A freak incident -- an act of heroism, actually -- scissors the slender ribbon of normalcy in his life. After rescuing a young girl from drowning, he becomes morbidly obsessed with the idea of committing an evil act to balance out his noble one. With a watchmaker's cool precision, he begins piecing together the details of his plot to abduct a young woman and carry her off to his country house. Every facet of the plan is worked out, timed, choreographed; he even rigs a playful scare for his kids one afternoon in the country to see if their screams carry down the hill to his neighbors' house.

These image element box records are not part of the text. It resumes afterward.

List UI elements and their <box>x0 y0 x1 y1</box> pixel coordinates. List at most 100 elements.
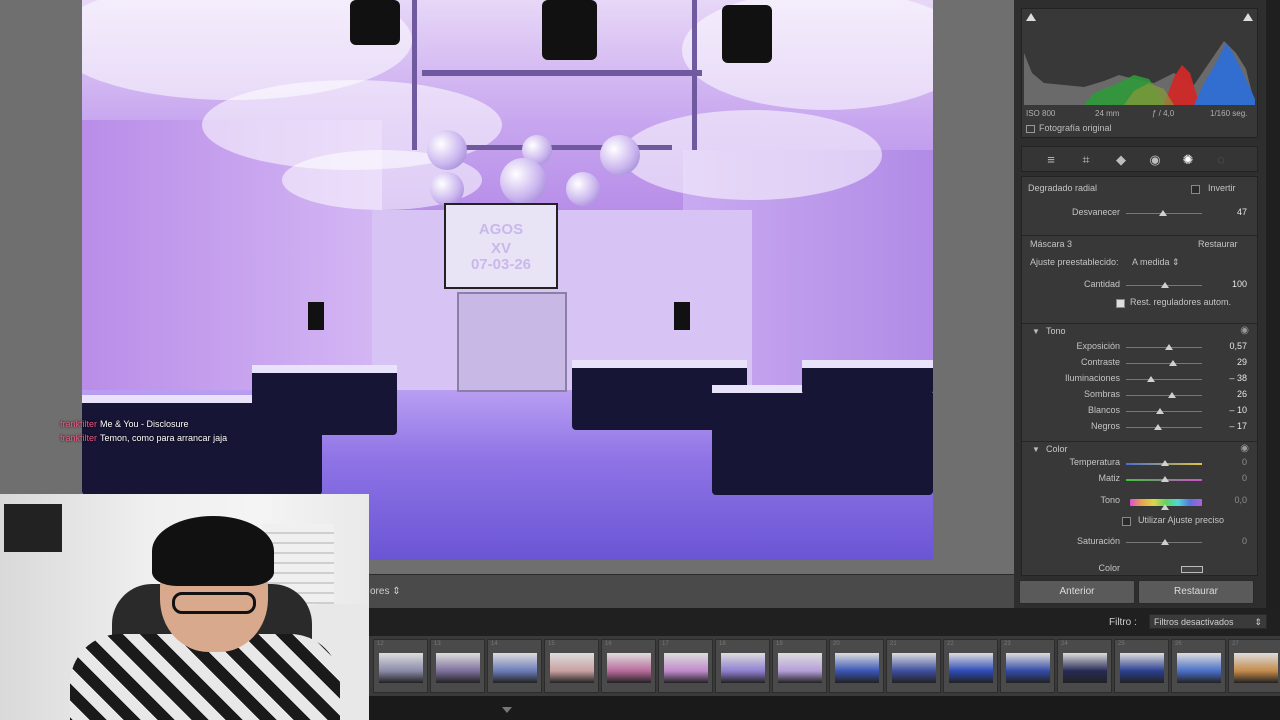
saturation-thumb[interactable] <box>1161 539 1169 545</box>
tone-slider-value[interactable]: – 10 <box>1217 405 1247 415</box>
eye-icon[interactable]: ◉ <box>1240 443 1249 454</box>
circle-icon[interactable]: ◌ <box>1212 151 1230 169</box>
glass-door <box>457 292 567 392</box>
filmstrip-frame[interactable]: 20 <box>829 639 884 693</box>
histogram[interactable]: ISO 800 24 mm ƒ / 4,0 1/160 seg. Fotogra… <box>1021 8 1258 138</box>
original-photo-toggle[interactable]: Fotografía original <box>1026 123 1112 133</box>
hue-label: Tono <box>1100 495 1120 505</box>
tone-slider-thumb[interactable] <box>1169 360 1178 366</box>
filter-select[interactable]: Filtros desactivados ⇕ <box>1149 614 1267 629</box>
mask-settings: Degradado radial Invertir Desvanecer 47 … <box>1021 176 1258 576</box>
tone-slider-label: Exposición <box>1076 341 1120 351</box>
previous-button[interactable]: Anterior <box>1019 580 1135 604</box>
mask-reset-link[interactable]: Restaurar <box>1198 239 1238 249</box>
tone-slider-thumb[interactable] <box>1156 408 1165 414</box>
tone-slider-value[interactable]: 0,57 <box>1217 341 1247 351</box>
sort-arrow-icon: ⇕ <box>392 586 401 597</box>
auto-reset-checkbox[interactable] <box>1116 299 1125 308</box>
tint-value[interactable]: 0 <box>1217 473 1247 483</box>
disco-ball <box>500 158 546 204</box>
shutter-speed: 1/160 seg. <box>1210 109 1248 118</box>
eraser-icon[interactable]: ◆ <box>1112 151 1130 169</box>
filmstrip-frame[interactable]: 14 <box>487 639 542 693</box>
feather-value[interactable]: 47 <box>1217 207 1247 217</box>
filmstrip-header: Filtro : Filtros desactivados ⇕ <box>369 608 1280 636</box>
filmstrip-frame[interactable]: 26 <box>1171 639 1226 693</box>
color-swatch[interactable] <box>1181 566 1203 573</box>
panel-scroll-strip[interactable] <box>1266 0 1280 608</box>
sort-menu[interactable]: ores ⇕ <box>370 586 401 597</box>
chat-message: frankfilter Temon, como para arrancar jaj… <box>60 431 227 445</box>
filmstrip-frame[interactable]: 19 <box>772 639 827 693</box>
table-group <box>712 385 933 495</box>
tone-slider-thumb[interactable] <box>1165 344 1174 350</box>
preset-select[interactable]: A medida ⇕ <box>1132 257 1180 268</box>
color-section-header[interactable]: ▼ Color ◉ <box>1022 441 1257 457</box>
filmstrip-frame[interactable]: 27 <box>1228 639 1280 693</box>
tone-slider-track[interactable] <box>1126 379 1202 380</box>
eye-icon[interactable]: ◉ <box>1240 325 1249 336</box>
stream-chat: frankfilter Me & You - Disclosure frankfi… <box>60 417 227 445</box>
sliders-icon[interactable]: ≡ <box>1042 151 1060 169</box>
filmstrip-toggle-icon[interactable] <box>502 707 512 713</box>
reset-button[interactable]: Restaurar <box>1138 580 1254 604</box>
streamer-hair <box>152 516 274 586</box>
frame-thumbnail <box>607 653 651 683</box>
auto-reset-row: Rest. reguladores autom. <box>1022 297 1257 311</box>
hue-thumb[interactable] <box>1161 504 1169 510</box>
filmstrip-frame[interactable]: 17 <box>658 639 713 693</box>
temperature-thumb[interactable] <box>1161 460 1169 466</box>
amount-thumb[interactable] <box>1161 282 1169 288</box>
tone-slider-value[interactable]: 26 <box>1217 389 1247 399</box>
glasses-icon <box>172 592 256 614</box>
hue-value[interactable]: 0,0 <box>1217 495 1247 505</box>
filmstrip: 12 13 14 15 16 17 18 19 20 21 22 23 24 25 26 27 <box>369 636 1280 696</box>
tone-slider-thumb[interactable] <box>1153 424 1162 430</box>
tone-slider-thumb[interactable] <box>1147 376 1156 382</box>
filmstrip-frame[interactable]: 23 <box>1000 639 1055 693</box>
tone-slider-track[interactable] <box>1126 363 1202 364</box>
saturation-label: Saturación <box>1076 536 1120 546</box>
feather-thumb[interactable] <box>1159 210 1167 216</box>
frame-thumbnail <box>778 653 822 683</box>
tone-slider-value[interactable]: 29 <box>1217 357 1247 367</box>
tone-slider-track[interactable] <box>1126 395 1202 396</box>
invert-label: Invertir <box>1208 183 1236 193</box>
tone-slider-value[interactable]: – 17 <box>1217 421 1247 431</box>
speaker <box>674 302 690 330</box>
filmstrip-frame[interactable]: 24 <box>1057 639 1112 693</box>
filmstrip-frame[interactable]: 21 <box>886 639 941 693</box>
hue-row: Tono 0,0 <box>1022 495 1257 510</box>
tone-section-header[interactable]: ▼ Tono ◉ <box>1022 323 1257 339</box>
invert-checkbox[interactable] <box>1191 185 1200 194</box>
saturation-value[interactable]: 0 <box>1217 536 1247 546</box>
filmstrip-frame[interactable]: 25 <box>1114 639 1169 693</box>
filmstrip-frame[interactable]: 15 <box>544 639 599 693</box>
fine-adjust-checkbox[interactable] <box>1122 517 1131 526</box>
color-title: Color <box>1046 444 1068 454</box>
crop-icon[interactable]: ⌗ <box>1077 151 1095 169</box>
amount-value[interactable]: 100 <box>1217 279 1247 289</box>
filmstrip-frame[interactable]: 18 <box>715 639 770 693</box>
temperature-value[interactable]: 0 <box>1217 457 1247 467</box>
redeye-icon[interactable]: ◉ <box>1146 151 1164 169</box>
frame-number: 17 <box>662 641 669 647</box>
tone-slider-thumb[interactable] <box>1168 392 1177 398</box>
feather-label: Desvanecer <box>1071 207 1120 217</box>
filmstrip-frame[interactable]: 22 <box>943 639 998 693</box>
event-hall-photo[interactable]: AGOS XV 07-03-26 <box>82 0 933 560</box>
tone-slider-value[interactable]: – 38 <box>1217 373 1247 383</box>
filmstrip-frame[interactable]: 12 <box>373 639 428 693</box>
tone-slider-label: Contraste <box>1080 357 1120 367</box>
color-swatch-row: Color <box>1022 563 1257 577</box>
tone-slider-track[interactable] <box>1126 347 1202 348</box>
screen-name: AGOS <box>478 221 524 238</box>
fine-adjust-row: Utilizar Ajuste preciso <box>1022 515 1257 529</box>
mask-icon[interactable]: ✺ <box>1179 151 1197 169</box>
tone-slider-track[interactable] <box>1126 427 1202 428</box>
frame-number: 27 <box>1232 641 1239 647</box>
filmstrip-frame[interactable]: 13 <box>430 639 485 693</box>
frame-number: 25 <box>1118 641 1125 647</box>
tint-thumb[interactable] <box>1161 476 1169 482</box>
filmstrip-frame[interactable]: 16 <box>601 639 656 693</box>
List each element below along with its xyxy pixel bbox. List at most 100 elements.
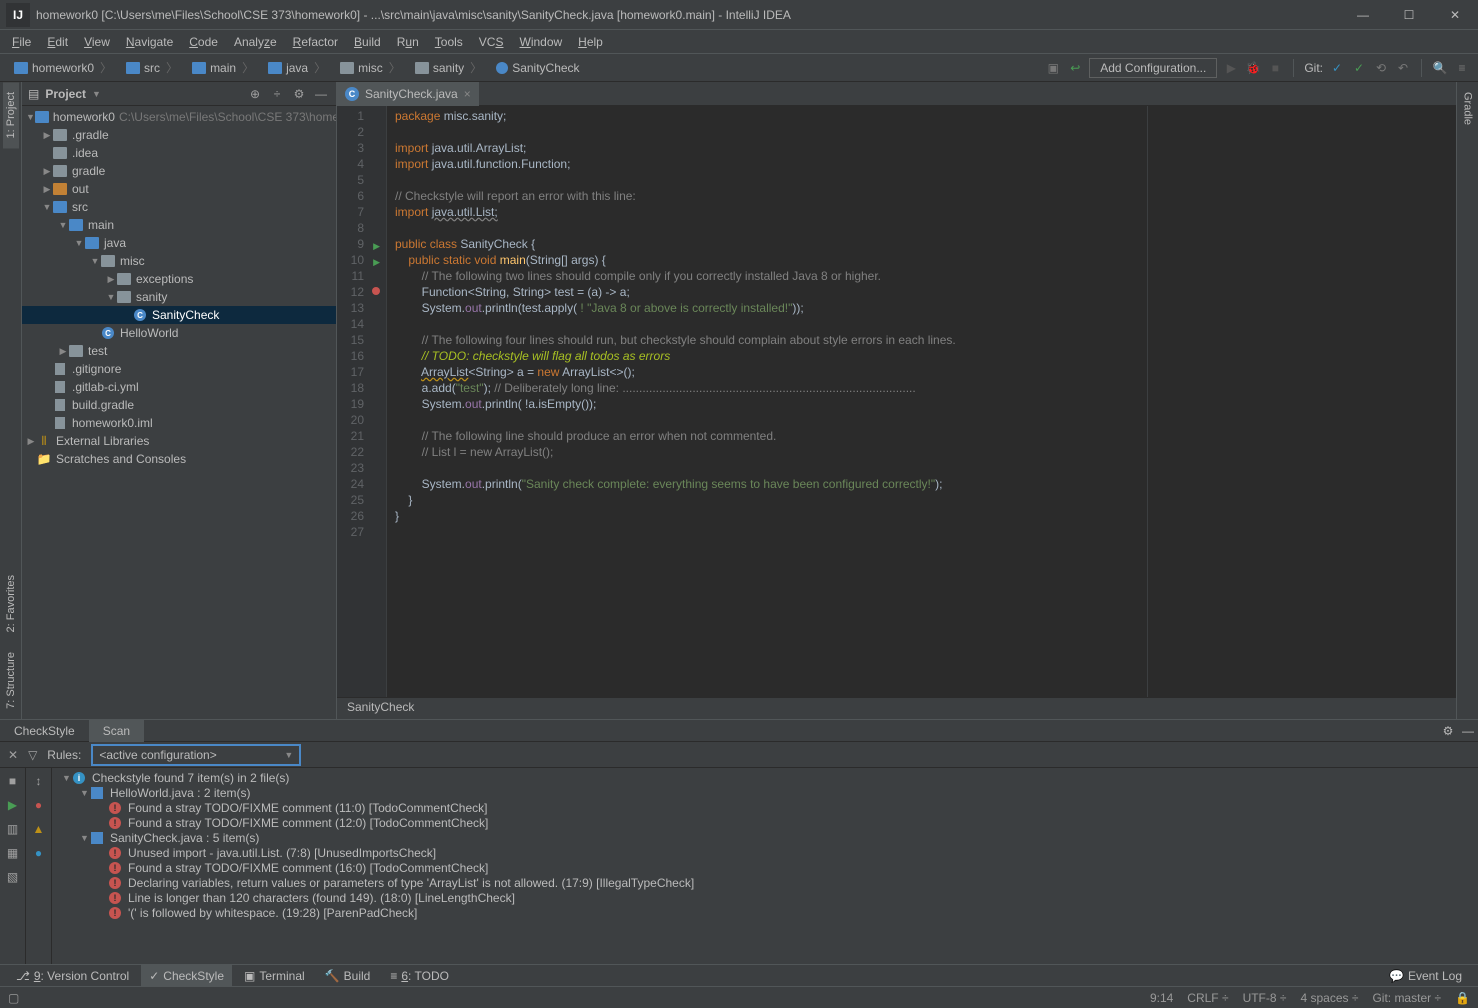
menu-help[interactable]: Help: [570, 33, 611, 51]
debug-icon[interactable]: 🐞: [1245, 60, 1261, 76]
menu-build[interactable]: Build: [346, 33, 389, 51]
gear-icon[interactable]: ⚙: [1438, 724, 1458, 738]
tree-item--gradle[interactable]: ▶.gradle: [22, 126, 336, 144]
tree-item-exceptions[interactable]: ▶exceptions: [22, 270, 336, 288]
info-icon[interactable]: ●: [30, 844, 48, 862]
menu-window[interactable]: Window: [511, 33, 570, 51]
tree-item--idea[interactable]: .idea: [22, 144, 336, 162]
menu-edit[interactable]: Edit: [39, 33, 76, 51]
warnings-icon[interactable]: ▲: [30, 820, 48, 838]
hide-icon[interactable]: —: [312, 85, 330, 103]
error-gutter-icon[interactable]: [372, 287, 380, 295]
status-icon[interactable]: ▢: [8, 991, 19, 1005]
tree-root[interactable]: ▼ homework0 C:\Users\me\Files\School\CSE…: [22, 108, 336, 126]
expand-icon[interactable]: ↕: [30, 772, 48, 790]
menu-refactor[interactable]: Refactor: [285, 33, 346, 51]
gear-icon[interactable]: ⚙: [290, 85, 308, 103]
rail-gradle[interactable]: Gradle: [1460, 82, 1476, 135]
tree-item-main[interactable]: ▼main: [22, 216, 336, 234]
close-button[interactable]: ✕: [1432, 0, 1478, 30]
build-icon[interactable]: ▣: [1045, 60, 1061, 76]
gutter[interactable]: 123456789▶10▶111213141516171819202122232…: [337, 106, 387, 697]
git-update-icon[interactable]: ✓: [1329, 60, 1345, 76]
filter-icon[interactable]: ▽: [28, 748, 37, 762]
ide-settings-icon[interactable]: ≡: [1454, 60, 1470, 76]
rail-favorites[interactable]: 2: Favorites: [3, 565, 19, 642]
errors-icon[interactable]: ●: [30, 796, 48, 814]
encoding[interactable]: UTF-8 ÷: [1243, 991, 1287, 1005]
cs-issue[interactable]: !Found a stray TODO/FIXME comment (12:0)…: [52, 815, 1478, 830]
cs-summary[interactable]: ▼iCheckstyle found 7 item(s) in 2 file(s…: [52, 770, 1478, 785]
crumb-homework0[interactable]: homework0〉: [8, 57, 118, 78]
crumb-sanity[interactable]: sanity〉: [409, 57, 488, 78]
stop-icon[interactable]: ■: [4, 772, 22, 790]
cs-issue[interactable]: !Unused import - java.util.List. (7:8) […: [52, 845, 1478, 860]
git-history-icon[interactable]: ⟲: [1373, 60, 1389, 76]
code-editor[interactable]: package misc.sanity; import java.util.Ar…: [387, 106, 1456, 697]
tool-version-control[interactable]: ⎇ 9: Version Control: [8, 965, 137, 987]
tree-item-helloworld[interactable]: CHelloWorld: [22, 324, 336, 342]
close-icon[interactable]: ×: [464, 87, 471, 101]
menu-run[interactable]: Run: [389, 33, 427, 51]
cs-issue[interactable]: !Declaring variables, return values or p…: [52, 875, 1478, 890]
cs-file[interactable]: ▼SanityCheck.java : 5 item(s): [52, 830, 1478, 845]
tree-item-build-gradle[interactable]: build.gradle: [22, 396, 336, 414]
rail-structure[interactable]: 7: Structure: [3, 642, 19, 719]
menu-navigate[interactable]: Navigate: [118, 33, 181, 51]
tree-item-external-libraries[interactable]: ▶⫴External Libraries: [22, 432, 336, 450]
rail-project[interactable]: 1: Project: [3, 82, 19, 148]
menu-view[interactable]: View: [76, 33, 118, 51]
indent[interactable]: 4 spaces ÷: [1300, 991, 1358, 1005]
dropdown-icon[interactable]: ▼: [92, 89, 101, 99]
changelist-check-icon[interactable]: ▧: [4, 868, 22, 886]
tool-todo[interactable]: ≡ 6: TODO: [382, 965, 457, 987]
run-icon[interactable]: ▶: [4, 796, 22, 814]
tool-terminal[interactable]: ▣ Terminal: [236, 965, 313, 987]
tree-item-sanitycheck[interactable]: CSanityCheck: [22, 306, 336, 324]
stop-icon[interactable]: ■: [1267, 60, 1283, 76]
tree-item--gitignore[interactable]: .gitignore: [22, 360, 336, 378]
crumb-java[interactable]: java〉: [262, 57, 332, 78]
tree-item-scratches-and-consoles[interactable]: 📁Scratches and Consoles: [22, 450, 336, 468]
file-tab-sanitycheck[interactable]: C SanityCheck.java ×: [337, 82, 479, 106]
lock-icon[interactable]: 🔒: [1455, 991, 1470, 1005]
tool-build[interactable]: 🔨 Build: [317, 965, 379, 987]
tree-item-out[interactable]: ▶out: [22, 180, 336, 198]
menu-file[interactable]: File: [4, 33, 39, 51]
tab-scan[interactable]: Scan: [89, 720, 144, 742]
caret-position[interactable]: 9:14: [1150, 991, 1173, 1005]
cs-issue[interactable]: !'(' is followed by whitespace. (19:28) …: [52, 905, 1478, 920]
add-configuration-button[interactable]: Add Configuration...: [1089, 58, 1217, 78]
crumb-sanitycheck[interactable]: SanityCheck: [490, 59, 585, 77]
line-ending[interactable]: CRLF ÷: [1187, 991, 1228, 1005]
project-tree[interactable]: ▼ homework0 C:\Users\me\Files\School\CSE…: [22, 106, 336, 719]
tree-item--gitlab-ci-yml[interactable]: .gitlab-ci.yml: [22, 378, 336, 396]
tree-item-sanity[interactable]: ▼sanity: [22, 288, 336, 306]
search-icon[interactable]: 🔍: [1432, 60, 1448, 76]
menu-analyze[interactable]: Analyze: [226, 33, 285, 51]
menu-code[interactable]: Code: [181, 33, 226, 51]
git-revert-icon[interactable]: ↶: [1395, 60, 1411, 76]
cs-issue[interactable]: !Found a stray TODO/FIXME comment (16:0)…: [52, 860, 1478, 875]
tree-item-test[interactable]: ▶test: [22, 342, 336, 360]
crumb-misc[interactable]: misc〉: [334, 57, 407, 78]
maximize-button[interactable]: ☐: [1386, 0, 1432, 30]
tree-item-gradle[interactable]: ▶gradle: [22, 162, 336, 180]
tool-event-log[interactable]: 💬 Event Log: [1381, 965, 1470, 987]
tree-item-homework0-iml[interactable]: homework0.iml: [22, 414, 336, 432]
tab-checkstyle[interactable]: CheckStyle: [0, 720, 89, 742]
checkstyle-results[interactable]: ▼iCheckstyle found 7 item(s) in 2 file(s…: [52, 768, 1478, 964]
crumb-src[interactable]: src〉: [120, 57, 184, 78]
cs-issue[interactable]: !Found a stray TODO/FIXME comment (11:0)…: [52, 800, 1478, 815]
crumb-main[interactable]: main〉: [186, 57, 260, 78]
cs-issue[interactable]: !Line is longer than 120 characters (fou…: [52, 890, 1478, 905]
tree-item-java[interactable]: ▼java: [22, 234, 336, 252]
collapse-icon[interactable]: ÷: [268, 85, 286, 103]
editor-breadcrumb[interactable]: SanityCheck: [337, 697, 1456, 719]
rules-select[interactable]: <active configuration>▼: [91, 744, 301, 766]
cs-file[interactable]: ▼HelloWorld.java : 2 item(s): [52, 785, 1478, 800]
git-branch[interactable]: Git: master ÷: [1372, 991, 1441, 1005]
tree-item-src[interactable]: ▼src: [22, 198, 336, 216]
locate-icon[interactable]: ⊕: [246, 85, 264, 103]
run-icon[interactable]: ▶: [1223, 60, 1239, 76]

It's the clinical detachment of Raymond's plotting that freezes the blood; there's usually some heat, some passion, in a criminal's actions, but Raymond approaches his crime with the intellectual dryness of a mathematician. Though he usually targets attractive young women (he makes several failed attempts before he finds success), sex appears to figure hardly at all in his motives. The absence of an obvious sexual engine driving Raymond's actions is, in fact, one of Sluizer's shrewder directorial gambits; it makes the character seem even more remote and even creepier, especially when he's acting the perfect father with his little girls.
There's a clinicism, too, in Sluizer's methods; he lays out the story -- which screenwriter Tim Krabbe adapted from his own novel -- dispassionately, as if he were dissecting a frog. And yet his style seems supple and not the least bit mechanical. His work is like that of a slightly more laconic, slightly more intellectualized Hitchcock -- Hitchcock in a beret.
The movie pulls you inside its downward, suffocating spirals, as if you were being sucked gently down a drain. Even if Rex were able to forget, Raymond won't let him. He's stuck at that crucial moment too, and periodically he sends postcards to Rex arranging for meetings between them. He never actually makes contact with Rex but sits nearby, watching, partly to see if he will be recognized, partly because he becomes fascinated by the young man's determination. Oddly enough, Raymond seems to develop a twisted kind of empathy for Rex, and one day, when he confronts him and offers him the chance to know what happened, it's almost an act of mercy.
The offer he makes is for Rex to experience exactly what Saskia experienced, from the point of the kidnapping on -- that's the only way. It's a proposal without much of an up side, but when it's made it writes a final chapter to the film that closes in on your consciousness like a vise. This is potent stuff, a brilliantly crafted intellectual thriller with a spring like a trap. It carries you down with it.